概要
オブザーバビリティの最前線 from Software Designに参加しました。 感想を記述します。
参加理由
オブザーバビリティ(o11y)に関心があるため、参加しました。
セッション感想
「OpenTelemetry の Log を使いこなそう」
newmo の Shota Iwami さんの発表でした。
OpenTelemetry(OTel)の 3 つのシグナルの 1 つですが、トレースとメトリクスと異なり、あまり触れられないログについて解説した発表でした。
ログはほかの 2 つのシグナルよりも仕様の決定が遅かったことから、多くの言語で Stable になっていないこともあり、情報が少ない印象をもっていました。 その中で、知見共有の発表を聞けて、非常に勉強になりました。 特に、既存のログをラップするだけでトレース ID を自動的に attribute に追加したり、otel-tui でも見れるようになったことに驚嘆しました。 Bridge 機能を活用することで、既存のロギングライブラリを変更することなく OTel のエコシステムに統合できる点は、段階的な導入を検討している組織にとって大きなメリットだと感じました。

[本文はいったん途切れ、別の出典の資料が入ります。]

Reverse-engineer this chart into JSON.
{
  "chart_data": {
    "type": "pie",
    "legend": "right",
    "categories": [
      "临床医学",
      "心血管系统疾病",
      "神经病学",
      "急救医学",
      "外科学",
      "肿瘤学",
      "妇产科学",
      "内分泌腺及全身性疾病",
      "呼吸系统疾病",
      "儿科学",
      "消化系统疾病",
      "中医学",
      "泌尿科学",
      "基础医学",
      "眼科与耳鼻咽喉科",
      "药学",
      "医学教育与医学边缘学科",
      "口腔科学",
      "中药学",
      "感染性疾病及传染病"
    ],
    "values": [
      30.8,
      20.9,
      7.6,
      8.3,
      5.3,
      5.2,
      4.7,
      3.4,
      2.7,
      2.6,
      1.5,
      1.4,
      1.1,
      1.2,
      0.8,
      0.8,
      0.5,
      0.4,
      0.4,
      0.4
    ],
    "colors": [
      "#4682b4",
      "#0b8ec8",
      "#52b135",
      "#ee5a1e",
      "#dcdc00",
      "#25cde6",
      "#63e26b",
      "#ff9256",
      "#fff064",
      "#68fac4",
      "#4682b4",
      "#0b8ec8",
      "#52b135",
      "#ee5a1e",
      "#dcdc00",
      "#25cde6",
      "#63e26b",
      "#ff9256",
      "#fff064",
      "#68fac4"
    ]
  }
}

「なぜあなたのオブザーバビリティ導入は頓挫するのか」
New Relic の Ryotaro さんの発表でした。
主題の通り、なぜオブザーバビリティ導入が失敗するのかについてです。 発表では、3 つの壁(予算の壁、組織の壁、文化の壁)が導入を阻み、予算の神を説得するための手段について解説していました。 どの説明も明瞭で納得感があり、おもしろかったです。 その中でも特に、成熟度モデルを参考にしつつも順序にこだわらず、ゴールから逆算して取り組むといった姿勢に非常に共感しました。 実際の導入現場では、理想論だけでなく現実的な制約と向き合う必要があり、ビジネス価値を明確にして段階的に進めるアプローチは、多くの組織で参考になると思いました。
「Prometheus Native Histogram の現状」
サイボウズの Ikezoe さんの発表でした。
従来の Histogram の課題を克服しようとしている、Native Histogram の解説でした。
従来の Histogram ではバケットが固定位置だったり、バケットを増やすとカーディナリティが上がり、ストレージを圧迫します。
Native Histogram では観測した値に応じてバケットの分割を動的に決定することで、それらの課題を解決するといった内容です。
私は Grafana の Visualization や Expression に詳しくありませんが、解説が非常に丁寧でわかりやすく、理解しやすかったです。
まだ、Experimental とのことですが、より精度の高いレイテンシ分析が可能になることで、システムの問題箇所を特定しやすくなる点が非常に実用的だと感じました。
勉強会の全体的な感想
どの発表も o11y に関わる内容で楽しめました。 特に、直近の OTel の事情について非常に勉強になりました。
一方で、自身の o11y や OTel の知識不足をあらためて実感しました。 o11y 系の書籍を読んだり、引き続き勉強会に参加することで、知識を獲得していきます。 今回学んだ OTel Logs の Bridge 機能や Native Histogram については、早い段階で実際に手を動かして試してみることで、より深い理解につなげたいと考えています。